By R. Scott Rappold
Sometimes, a ski area is forced to limp into closing day, with melting, slushy snow and limited terrain.
And then there’s Loveland Ski Area. The resort, which sprawls above the Interstate 70 Eisenhower Tunnel west of Denver, closes Sunday, May 7. But end-of-season conditions have been anything but spring-like.
The ski area was headed towards a more typical closing day just a couple weeks ago. April had been dry and sunny, and most of its neighboring resorts closed on their regularly-scheduled dates, with plenty of sun and slush but little in the way of powder.
Loveland always stays open later, catering to Front Range and Summit County locals. These folks were rewarded when it finally started to snow again around April 20.
And it barely stopped for 10 days, with 41 inches piling up. At a time when most of the nation’s skiers were playing golf or biking or mowing their lawns, skiers here were hitting hero lines and slashing deep powder.
Being a confirmed powder addict – who had to miss the storms because of a previously-scheduled beach trip – I set out from the San Luis Valley in the first days of May to visit Loveland. My home mountain, Wolf Creek, had been closed for a month, and like many others in our tribe of obsessive snow lovers, I wasn’t quite ready to let winter go.
Luckily for me, winter reciprocated.
For powder lovers, in-bounds skiing is all about timing. Laying fresh tracks through a blanket of virgin snow versus picking your way through the leftovers can be a matter of minutes, of getting to the right chairlift at the right time.
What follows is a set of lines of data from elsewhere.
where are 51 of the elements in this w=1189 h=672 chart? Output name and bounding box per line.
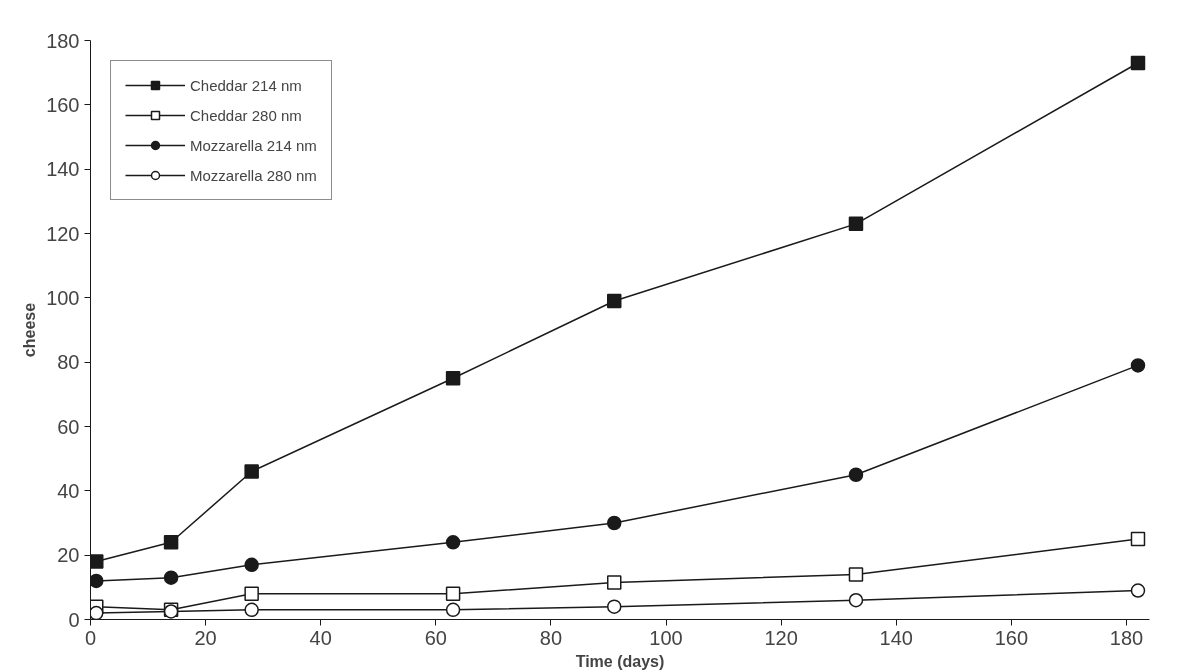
point — [1130, 55, 1146, 71]
x-tick-label: 40 — [309, 626, 332, 649]
x-tick-label: 140 — [879, 626, 913, 649]
y-tick-label: 80 — [57, 351, 80, 374]
x-tick-label: 120 — [764, 626, 798, 649]
point — [1130, 358, 1146, 373]
point — [606, 515, 622, 531]
y-tick-label: 60 — [57, 415, 80, 438]
point — [606, 599, 622, 614]
point — [848, 592, 864, 608]
y-tick-label: 120 — [46, 222, 80, 245]
y-tick-label: 180 — [46, 29, 80, 52]
point — [445, 535, 461, 550]
x-tick-label: 160 — [994, 626, 1029, 649]
y-tick-label: 100 — [46, 286, 80, 309]
point — [90, 605, 104, 620]
legend-label: Cheddar 214 nm — [190, 76, 302, 94]
legend-label: Mozzarella 214 nm — [190, 136, 317, 154]
point — [848, 467, 864, 482]
y-tick-label: 40 — [57, 479, 80, 502]
point — [606, 293, 622, 309]
legend-label: Mozzarella 280 nm — [190, 166, 317, 184]
y-axis-title: cheese — [21, 302, 39, 358]
point — [90, 573, 104, 589]
legend-label: Cheddar 280 nm — [190, 106, 302, 124]
point — [445, 371, 461, 386]
y-tick-label: 20 — [57, 544, 80, 567]
point — [244, 557, 259, 573]
x-tick-label: 100 — [649, 626, 683, 649]
y-tick-label: 140 — [46, 158, 80, 181]
point — [1130, 583, 1146, 598]
point — [163, 535, 179, 550]
point — [244, 602, 259, 618]
point — [445, 602, 461, 618]
x-tick-label: 20 — [194, 626, 217, 649]
point — [445, 586, 461, 602]
point — [163, 570, 179, 585]
y-tick-label: 0 — [68, 608, 80, 631]
point — [1130, 531, 1146, 547]
y-tick-label: 160 — [46, 93, 80, 116]
point — [244, 464, 259, 479]
x-tick-label: 180 — [1109, 626, 1144, 649]
x-axis-title: Time (days) — [575, 652, 665, 670]
x-tick-label: 60 — [424, 626, 447, 649]
x-tick-label: 80 — [539, 626, 563, 649]
point — [848, 216, 864, 232]
point — [606, 575, 622, 590]
point — [90, 554, 104, 569]
x-tick-label: 0 — [84, 626, 97, 649]
point — [244, 586, 259, 602]
point — [848, 567, 864, 582]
So it was that I got to the base of Chair 9, which takes you up to 12,700 feet on the Continental Divide, right as it opened at 11:15 a.m. Up here it’s a snow-draped moonscape of cliffs, boulders and rocky spires, the kind of wide-open terrain that can make you feel like you’re starring in your own personal ski movie. It’s the stuff Loveland is known for.
Nobody had been skiing up here for two days, due to poor visibility, and my hands trembled as I stood atop Patrol Bowl. The blank white canvas presented an appealing spectacle, but what kind of snow would I encounter. This was, after all, May 3.
But I’m getting ahead of myself.
I’d arrived two days earlier, the day before it was supposed to snow again. I passed the first day ripping groomers and stretching legs that hadn’t skied for a month. Having spent recent weeks hiking and biking, it’s a great feeling to slide on snow, any kind of snow, and to have gravity work in your favor.
The next day it began to snow, just a few inches, enough to freshen up the groomers and off-piste terrain that hadn’t been baked by the previous day’s sun. The snow was coming down at a good clip as I rolled out, excited about the prospects for the next day.
It isn’t lack of snow that make most ski areas close in April. It’s a lack of skiers.
Tourists stop coming from out-of-state and Front Range residents are more interested in hiking and boating and backyard barbecues. It gets so warm one can forget the snow is still deep and very skiable up in the high country.
“The April snow reminded the Front Range that the ski season isnt quite over,” said Loveland spokesman John Sellers. “Everyone came out to enjoy the bounty of spring snow last weekend and it felt more like mid-winter than the end of April.”
The ski area always schedules closing for the first weekend of May, fresh snow or not.
Said Sellers, “Closing day is always bittersweet. It is hard to say goodbye to all of our friends for the summer, but its time to trade in the ski boots for flip flops and start getting ready for next season.”
But skiers like myself who don’t want to make that trade just yet don’t have to give up. Arapahoe Basin, Loveland’s neighbor to the south, also got several feet of snow from the late-April storm and 4 more inches this week. With a 72-inch base, the skiing is expected to go on for another month, if not longer.
A-Basin spokeswoman Adrienne Saia Isaac said June 4 is the tentative closing date, but the ski area could reopen on weekends if the snow sticks around.
“We’re always open to the idea of extension weekends but that’s all up to Mother Nature. We want to offer a good skiing product and we will keep the lifts turning as long as we can,” she said.
As we were talking over a beer in Frisco, it was dumping big fat flakes outside.
“Mother Nature loves Summit County in the springs, she sure does.”
Back at Patrol Bowl, I had one of my best runs of the season, soft, deep snow flew in your face at each turn. Though I was skiing alone, I let out a loud war whoop, which I heard others repeating across the bowl.
Sure, there were clusters of rocks and grasses to remind you of the late date, but up in the windswept tundra, that’s often the case anyway. I barely paused to catch my breath between laps as I rode 9 Chair three more times, finding some wind-scoured stretches but plenty of sweet stretches to make up for it. I may have felt a rock under my skis once over the course of three days.
There is nothing in the Rocky Mountains that compares with floating down a slope on a blanket of powder. For those of us obsessed with it, summer can’t be short enough.
Good thing for us, some ski areas feel the same way.